The grove of palms didn’t seem to be such a great distance from where I stood, but as I approached it, I saw that the riverbank along my way was a series of obstacles, large and small. In one place, I pushed aside a clump of reeds just in time to see a huge bull crocodile drowsing right where I was about to tread. I retreated and made a large circle around him. Next I encountered a deep channel—the silted remains of an abandoned irrigation ditch—and had to watch my step climbing into and out of it. My bare feet sank into the warm mud well past my ankles, holding me back. Insects swarmed around my head, biting my face and arms viciously. When I couldn’t stand the cruel itching anymore, I had to stop and slap more mud onto the bites for relief.
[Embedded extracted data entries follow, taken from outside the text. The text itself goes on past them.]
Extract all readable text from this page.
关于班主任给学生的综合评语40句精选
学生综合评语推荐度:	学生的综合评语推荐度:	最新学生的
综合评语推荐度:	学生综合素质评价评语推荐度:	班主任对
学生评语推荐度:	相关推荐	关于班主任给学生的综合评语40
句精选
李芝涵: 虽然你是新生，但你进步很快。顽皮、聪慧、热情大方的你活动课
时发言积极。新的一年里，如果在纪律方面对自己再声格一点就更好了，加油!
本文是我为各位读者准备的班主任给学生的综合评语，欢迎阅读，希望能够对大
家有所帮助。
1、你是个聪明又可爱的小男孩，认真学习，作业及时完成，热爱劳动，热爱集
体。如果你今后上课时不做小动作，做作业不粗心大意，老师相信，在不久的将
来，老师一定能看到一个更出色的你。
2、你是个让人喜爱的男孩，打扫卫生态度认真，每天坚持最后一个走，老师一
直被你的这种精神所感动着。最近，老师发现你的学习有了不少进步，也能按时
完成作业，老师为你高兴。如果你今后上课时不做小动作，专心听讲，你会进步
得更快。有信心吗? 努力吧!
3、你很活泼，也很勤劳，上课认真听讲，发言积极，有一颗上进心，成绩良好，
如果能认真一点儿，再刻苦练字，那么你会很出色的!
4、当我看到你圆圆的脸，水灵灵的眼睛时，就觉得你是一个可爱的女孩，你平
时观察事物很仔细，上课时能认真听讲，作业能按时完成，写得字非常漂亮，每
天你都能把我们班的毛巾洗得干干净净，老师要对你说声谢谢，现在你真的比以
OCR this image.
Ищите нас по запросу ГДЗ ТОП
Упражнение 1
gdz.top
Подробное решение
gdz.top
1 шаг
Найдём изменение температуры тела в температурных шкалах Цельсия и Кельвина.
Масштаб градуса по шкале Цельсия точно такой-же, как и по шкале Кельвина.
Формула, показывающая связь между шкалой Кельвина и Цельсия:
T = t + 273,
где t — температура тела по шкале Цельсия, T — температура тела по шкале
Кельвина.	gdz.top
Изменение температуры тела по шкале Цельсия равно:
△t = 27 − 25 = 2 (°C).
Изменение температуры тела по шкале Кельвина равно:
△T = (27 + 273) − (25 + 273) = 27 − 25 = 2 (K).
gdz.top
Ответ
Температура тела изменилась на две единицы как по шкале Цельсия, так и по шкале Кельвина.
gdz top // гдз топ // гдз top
I was just stumbling back onto my feet when I heard a distinct rustling from a stand of green bulrushes. The plants grew thickly all the way to the water, completely covering the bank. The only direct route for me was to beat a path through them, but what were they hiding? What was making that sound? It was too loud to be the movement of a bird. Could it be another crocodile or, worse, another hippo?

I should go around again
, I thought, but my heart sank at the idea of yet another wearying, time-devouring detour.
Or maybe—maybe I should go as close as I can and see if there’s anything there that I need to avoid. If I’m careful—

Then I heard another sound through the rustling in the bulrushes: the soft sound of a child’s tears.

I plunged into the reeds heedlessly, joyously, my arms sweeping them out of my way left and right. How foolish I was, and how far beyond listening to the lonely, abandoned voice of reason that begged me to slow down, to mind my footing, to question whether I was sure I’d heard those small, miserable sobs or if it was an illusion. I had no more time or desire for questions; I was caught up in knowing that my happiness lay just a few steps ahead of me, hiding among the rushes.

And, yes, it was true! There they were, my friends, my dear ones, there! Amenophis crouched in the reeds, holding a weeping Nava close to his bony chest. The two of them looked scrawny and almost as filthy as I felt, and yet to my eyes they were more beautiful than the first nightmare-banishing rays of the glorious Aten. I shouted their names with all the joy in my heart.